Aussi, pour en revenir à votre conclusion, ce n’est pas aux « bohèmes bourgeoises » que l’histoire s’en remet parfois comme incitation à « changer la vie », c’est à certains de ceux qui ont tout à perdre au changement. D’où la force de l’incarnation dont vous parlez justement. Ce qui d’ailleurs ne va pas sans une perception particulièrement fine et une conscience particulièrement aiguë de ce qui est en train de se vivre. De là l’importance des dernières lignes de votre conclusion, tout se jouant pour Bloomsbury et pour Keynes dans cette interaction des consciences, preuve de la nature tout autre de qui s’inventait là.
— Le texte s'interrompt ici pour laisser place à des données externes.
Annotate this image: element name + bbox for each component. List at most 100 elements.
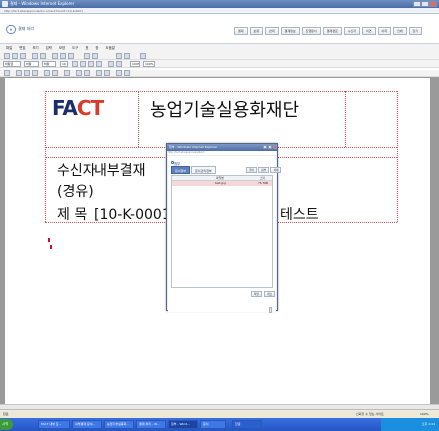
opinion-button[interactable]: 의견 bbox=[362, 27, 376, 35]
zoom-icon[interactable] bbox=[140, 53, 146, 59]
subject-tail: 테스트 bbox=[280, 207, 319, 223]
open-file-button[interactable]: 열기 bbox=[246, 167, 258, 173]
menu-file[interactable]: 파일 bbox=[6, 44, 12, 52]
approval-route-button[interactable]: 결재경로 bbox=[322, 27, 342, 35]
menu-window[interactable]: 창 bbox=[95, 44, 98, 52]
print-button[interactable]: 인쇄 bbox=[393, 27, 407, 35]
language-indicator[interactable]: 한글 bbox=[232, 420, 262, 429]
shade-icon[interactable] bbox=[52, 70, 58, 76]
taskbar-item-active[interactable]: 첨부 - Wind... bbox=[168, 420, 198, 429]
dialog-footer: 확인 취소 bbox=[251, 291, 276, 297]
font-name-combo[interactable]: 바탕 bbox=[42, 61, 56, 67]
paragraph-icon[interactable] bbox=[16, 70, 22, 76]
e-logo-icon: e bbox=[6, 25, 16, 34]
maximize-button[interactable] bbox=[421, 1, 429, 7]
close-button[interactable] bbox=[429, 1, 437, 7]
taskbar-item[interactable]: 문서 bbox=[200, 420, 226, 429]
print-icon[interactable] bbox=[124, 53, 130, 59]
taskbar-item[interactable]: 결재 처리 - W... bbox=[136, 420, 166, 429]
font-color-icon[interactable] bbox=[96, 61, 102, 67]
history-button[interactable]: 이력 bbox=[377, 27, 392, 35]
dialog-close-button[interactable] bbox=[273, 145, 277, 149]
table-icon[interactable] bbox=[84, 53, 90, 59]
start-button[interactable]: 시작 bbox=[0, 419, 13, 430]
hold-button[interactable]: 보류 bbox=[249, 27, 264, 35]
new-icon[interactable] bbox=[4, 53, 10, 59]
ok-button[interactable]: 확인 bbox=[251, 291, 263, 297]
zoom-combo[interactable]: 100% bbox=[130, 61, 140, 67]
cancel-button[interactable]: 취소 bbox=[264, 291, 276, 297]
open-icon[interactable] bbox=[12, 53, 18, 59]
align-center-icon[interactable] bbox=[116, 61, 122, 67]
receiver-label: 수신자 bbox=[57, 163, 96, 179]
menu-format[interactable]: 모양 bbox=[59, 44, 65, 52]
red-marker bbox=[48, 238, 50, 242]
merge-icon[interactable] bbox=[96, 70, 102, 76]
zoom-level[interactable]: 100% bbox=[420, 412, 429, 416]
editor-menubar: 파일 편집 보기 입력 모양 도구 표 창 도움말 bbox=[0, 44, 439, 52]
file-size: 75.7KB bbox=[258, 181, 268, 185]
receiver-value: 내부결재 bbox=[94, 163, 146, 179]
bold-icon[interactable] bbox=[72, 61, 78, 67]
menu-table[interactable]: 표 bbox=[85, 44, 88, 52]
list-item[interactable]: text.jpg 75.7KB bbox=[172, 181, 272, 186]
attachment-list[interactable]: 파일명 크기 text.jpg 75.7KB bbox=[171, 175, 273, 313]
clock: 오후 2:44 bbox=[421, 422, 435, 426]
receiver-button[interactable]: 수신자 bbox=[343, 27, 361, 35]
save-icon[interactable] bbox=[20, 53, 26, 59]
cell-icon[interactable] bbox=[84, 70, 90, 76]
table-border bbox=[138, 91, 139, 147]
font-combo[interactable]: 바탕 bbox=[24, 61, 39, 67]
menu-tools[interactable]: 도구 bbox=[72, 44, 78, 52]
image-icon[interactable] bbox=[92, 53, 98, 59]
approve-button[interactable]: 결재 bbox=[234, 27, 248, 35]
char-icon[interactable] bbox=[64, 70, 70, 76]
indent-icon[interactable] bbox=[32, 70, 38, 76]
menu-edit[interactable]: 편집 bbox=[19, 44, 25, 52]
close-page-button[interactable]: 닫기 bbox=[408, 27, 423, 35]
tab-doc-attach[interactable]: 문서첨부 bbox=[171, 166, 191, 174]
cut-icon[interactable] bbox=[52, 53, 58, 59]
grid-icon[interactable] bbox=[76, 70, 82, 76]
file-name: text.jpg bbox=[215, 181, 226, 185]
ruler-icon[interactable] bbox=[4, 70, 10, 76]
editor-toolbar-2: 바탕글 바탕 바탕 10 100% 100% bbox=[0, 60, 439, 68]
menu-help[interactable]: 도움말 bbox=[106, 44, 115, 52]
attach-file-button[interactable]: 첨부 bbox=[258, 167, 270, 173]
dialog-minimize-button[interactable] bbox=[263, 145, 267, 149]
paste-icon[interactable] bbox=[68, 53, 74, 59]
red-marker bbox=[50, 245, 52, 249]
redo-icon[interactable] bbox=[40, 53, 46, 59]
menu-insert[interactable]: 입력 bbox=[46, 44, 52, 52]
fact-logo-text-ct: CT bbox=[76, 96, 104, 120]
copy-icon[interactable] bbox=[60, 53, 66, 59]
tab-docmgmt-attach[interactable]: 문서관리첨부 bbox=[191, 166, 216, 174]
progress-doc-button[interactable]: 진행문서 bbox=[301, 27, 321, 35]
list-icon[interactable] bbox=[24, 70, 30, 76]
menu-view[interactable]: 보기 bbox=[32, 44, 38, 52]
find-icon[interactable] bbox=[116, 53, 122, 59]
taskbar-item[interactable]: 내부결재 문서... bbox=[72, 420, 102, 429]
italic-icon[interactable] bbox=[80, 61, 86, 67]
draw-icon[interactable] bbox=[116, 70, 122, 76]
approval-info-button[interactable]: 결재정보 bbox=[280, 27, 300, 35]
undo-icon[interactable] bbox=[32, 53, 38, 59]
minimize-button[interactable] bbox=[413, 1, 421, 7]
dialog-action-buttons: 열기 첨부 삭제 bbox=[246, 167, 282, 173]
line-spacing-combo[interactable]: 100% bbox=[143, 61, 155, 67]
dialog-maximize-button[interactable] bbox=[268, 145, 272, 149]
eraser-icon[interactable] bbox=[124, 70, 130, 76]
font-size-combo[interactable]: 10 bbox=[60, 61, 68, 67]
table-border bbox=[397, 91, 398, 222]
border-icon[interactable] bbox=[44, 70, 50, 76]
list-scrollbar[interactable] bbox=[269, 307, 272, 313]
delete-file-button[interactable]: 삭제 bbox=[270, 167, 282, 173]
align-left-icon[interactable] bbox=[108, 61, 114, 67]
taskbar-item[interactable]: FACT 내부 포... bbox=[38, 420, 70, 429]
split-icon[interactable] bbox=[104, 70, 110, 76]
fact-logo: FACT bbox=[52, 96, 104, 120]
taskbar-item[interactable]: 농업기술실용화... bbox=[104, 420, 134, 429]
style-combo[interactable]: 바탕글 bbox=[3, 61, 21, 67]
underline-icon[interactable] bbox=[88, 61, 94, 67]
reject-button[interactable]: 반려 bbox=[265, 27, 279, 35]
Ce qui s’est passé de façon fulgurante dans la nuit du 4 août. Il faudra peut-être que j’y revienne, pour montrer comment la force de l’incarnation tient aussi à l’acceptation de la perte, à l’acceptation d’une liberté qui coupe les amarres, fût-ce pour vous emporter au-delà de toute détermination sociale mais aussi au-delà de ce que vous croyez être. Et bien sûr, on n’est pas loin de la poésie, celle qui fait dire à Apollinaire : « perdre mais perdre vraiment pour laisser place à la trouvaille » ou à Baudelaire : « plonger dans l’inconnu pour trouver du nouveau ».

Dites-moi ce que vous en pensez. D’autant que tout ceci est une façon de vous dire de continuer, de continuer,

Annie

P.S. Je vous l’ai peut-être déjà dit mais il me semble que quelque chose d’analogue se joue avec le Romantisme allemand et particulièrement lors des années 1798-1800 correspondant à la publication de l’Athenaeum, à travers une nécessité comparable d’échapper à toute catégorie de pensée, de sorte que la pensée ne se distingue plus d’une liberté en quête d’elle-même mais aussi d’une émulation où la liberté que chacun conquiert contribue à rendre l’autre plus libre.

Je soulignerai en passant, aussi bien à Iéna qu’à Bloomsbury, l’enracinement passionnel et l’implication amoureuse, où façon d’être et façon de penser se rejoignent, preuve de l’incarnation sans laquelle le vent de l’esprit est condamné à avoir le souffle court.